Le raccomandazioni dell’OMS sulla prevenzione della parassitosi hanno concluso che la temperatura di congelamento più sicura è oltre i -23°C. L’Organizzazione Mondiale della Sanità raccomanda anche un’immediata cottura dopo lo scongelamento. Per l’Unione Europea, il congelamento deve essere di almeno 24 ore a -20°C per almeno 24 ore. Gli Stati Uniti invece danno indicazioni diverse: -35°C per 15 ore o -20°C per 7 giorni.
La cura
La cura dell’anisakidosi è evidentemente quella della rimozione del parassita dall’organismo, mediante endoscopia o attraverso intervento chirurgico. È anche vero, come sopra abbiamo già avuto modo di anticipare, che in alcuni casi l’infezione può fortunatamente guarire da “sola” o, meglio, ricorrendo a una terapia sintomatica.
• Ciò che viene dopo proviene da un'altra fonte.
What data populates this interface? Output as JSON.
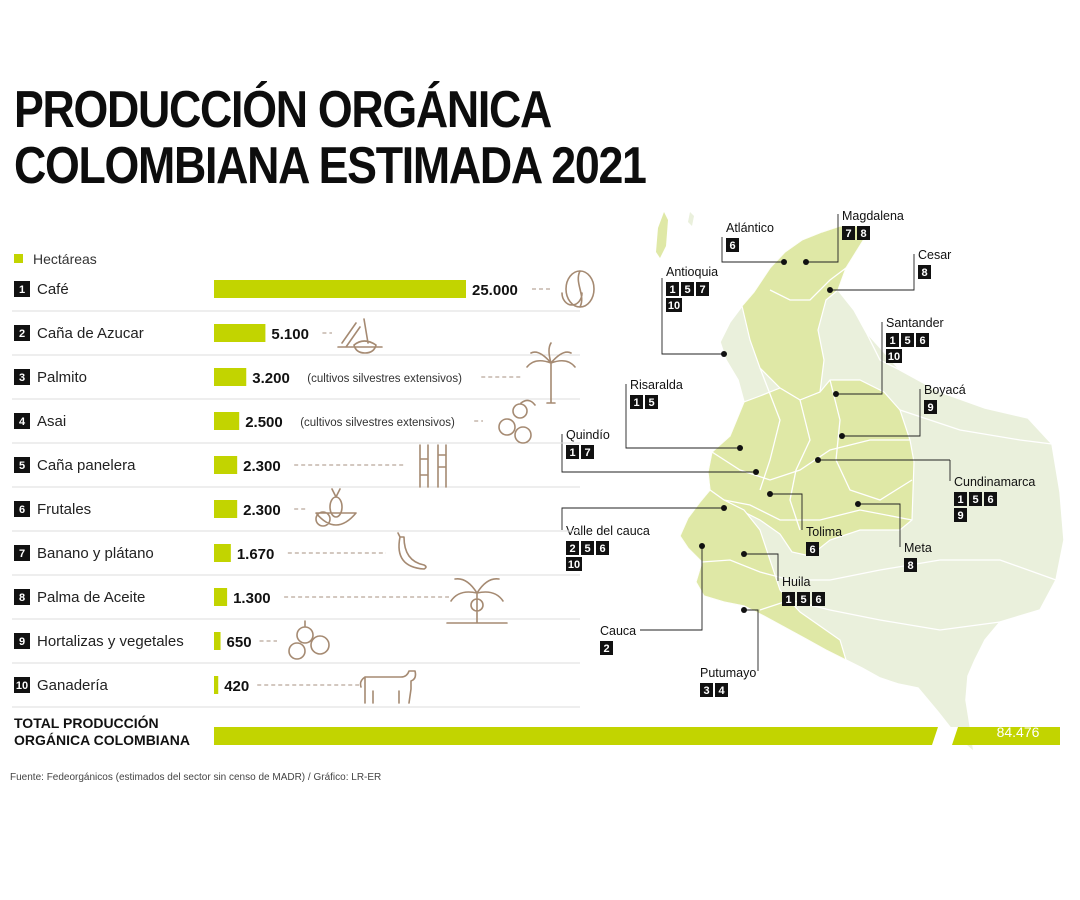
{
  "title": {
    "line1": "PRODUCCIÓN ORGÁNICA",
    "line2": "COLOMBIANA ESTIMADA  2021"
  },
  "colors": {
    "accent": "#c2d400",
    "map_highlight": "#dfe8a6",
    "map_base": "#eaf0dc",
    "map_border": "#ffffff",
    "icon": "#a58a72",
    "leader": "#b9a89a"
  },
  "legend": {
    "label": "Hectáreas"
  },
  "chart_data": {
    "type": "bar",
    "categories": [
      "Café",
      "Caña de Azucar",
      "Palmito",
      "Asai",
      "Caña panelera",
      "Frutales",
      "Banano y plátano",
      "Palma de Aceite",
      "Hortalizas y vegetales",
      "Ganadería"
    ],
    "ranks": [
      "1",
      "2",
      "3",
      "4",
      "5",
      "6",
      "7",
      "8",
      "9",
      "10"
    ],
    "values": [
      25000,
      5100,
      3200,
      2500,
      2300,
      2300,
      1670,
      1300,
      650,
      420
    ],
    "value_labels": [
      "25.000",
      "5.100",
      "3.200",
      "2.500",
      "2.300",
      "2.300",
      "1.670",
      "1.300",
      "650",
      "420"
    ],
    "notes": [
      "",
      "",
      "(cultivos silvestres extensivos)",
      "(cultivos silvestres extensivos)",
      "",
      "",
      "",
      "",
      "",
      ""
    ],
    "icons": [
      "coffee-bean-icon",
      "sugarcane-icon",
      "palm-tree-icon",
      "berries-icon",
      "bamboo-cane-icon",
      "fruit-bowl-icon",
      "banana-icon",
      "oil-palm-icon",
      "vegetables-icon",
      "cow-icon"
    ],
    "series": [
      {
        "name": "Hectáreas",
        "values": [
          25000,
          5100,
          3200,
          2500,
          2300,
          2300,
          1670,
          1300,
          650,
          420
        ]
      }
    ],
    "total": {
      "label_line1": "TOTAL PRODUCCIÓN",
      "label_line2": "ORGÁNICA COLOMBIANA",
      "value": 84476,
      "value_label": "84.476"
    }
  },
  "map": {
    "departments": [
      {
        "name": "Atlántico",
        "codes": [
          "6"
        ]
      },
      {
        "name": "Magdalena",
        "codes": [
          "7",
          "8"
        ]
      },
      {
        "name": "Cesar",
        "codes": [
          "8"
        ]
      },
      {
        "name": "Antioquia",
        "codes": [
          "1",
          "5",
          "7",
          "10"
        ]
      },
      {
        "name": "Santander",
        "codes": [
          "1",
          "5",
          "6",
          "10"
        ]
      },
      {
        "name": "Boyacá",
        "codes": [
          "9"
        ]
      },
      {
        "name": "Risaralda",
        "codes": [
          "1",
          "5"
        ]
      },
      {
        "name": "Quindío",
        "codes": [
          "1",
          "7"
        ]
      },
      {
        "name": "Cundinamarca",
        "codes": [
          "1",
          "5",
          "6",
          "9"
        ]
      },
      {
        "name": "Valle del cauca",
        "codes": [
          "2",
          "5",
          "6",
          "10"
        ]
      },
      {
        "name": "Tolima",
        "codes": [
          "6"
        ]
      },
      {
        "name": "Meta",
        "codes": [
          "8"
        ]
      },
      {
        "name": "Huila",
        "codes": [
          "1",
          "5",
          "6"
        ]
      },
      {
        "name": "Cauca",
        "codes": [
          "2"
        ]
      },
      {
        "name": "Putumayo",
        "codes": [
          "3",
          "4"
        ]
      }
    ]
  },
  "source": "Fuente: Fedeorgánicos (estimados del sector sin  censo de MADR) / Gráfico: LR-ER"
}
In altri pazienti, purtroppo, la malattia può sfociare in una lieve ostruzione intestinale per la quale può essere necessario l’intervento.
La prevenzione
Per poter prevenire la possibilità di contrarre l’anisakidosi è sufficiente evitare il consumo di pesce e di calamari crudi o poco cotti.
In particolare, sia il pesce che i molluschi dovrebbero essere cotti bene, con una temperatura interna di almeno 63 °C. Per quanto concerne il congelamento del pesce, viene ritenuto sufficiente un congelamento ad almeno -20 °C per 7 giorni (in totale), oppure ad almeno -35 °C fino a solidificazione, poi conservazione ad almeno -35 °C per 15 ore o infine ad almeno -35 °C fino a solidificazione poi conservazione ad almeno -20 °C per 24 ore.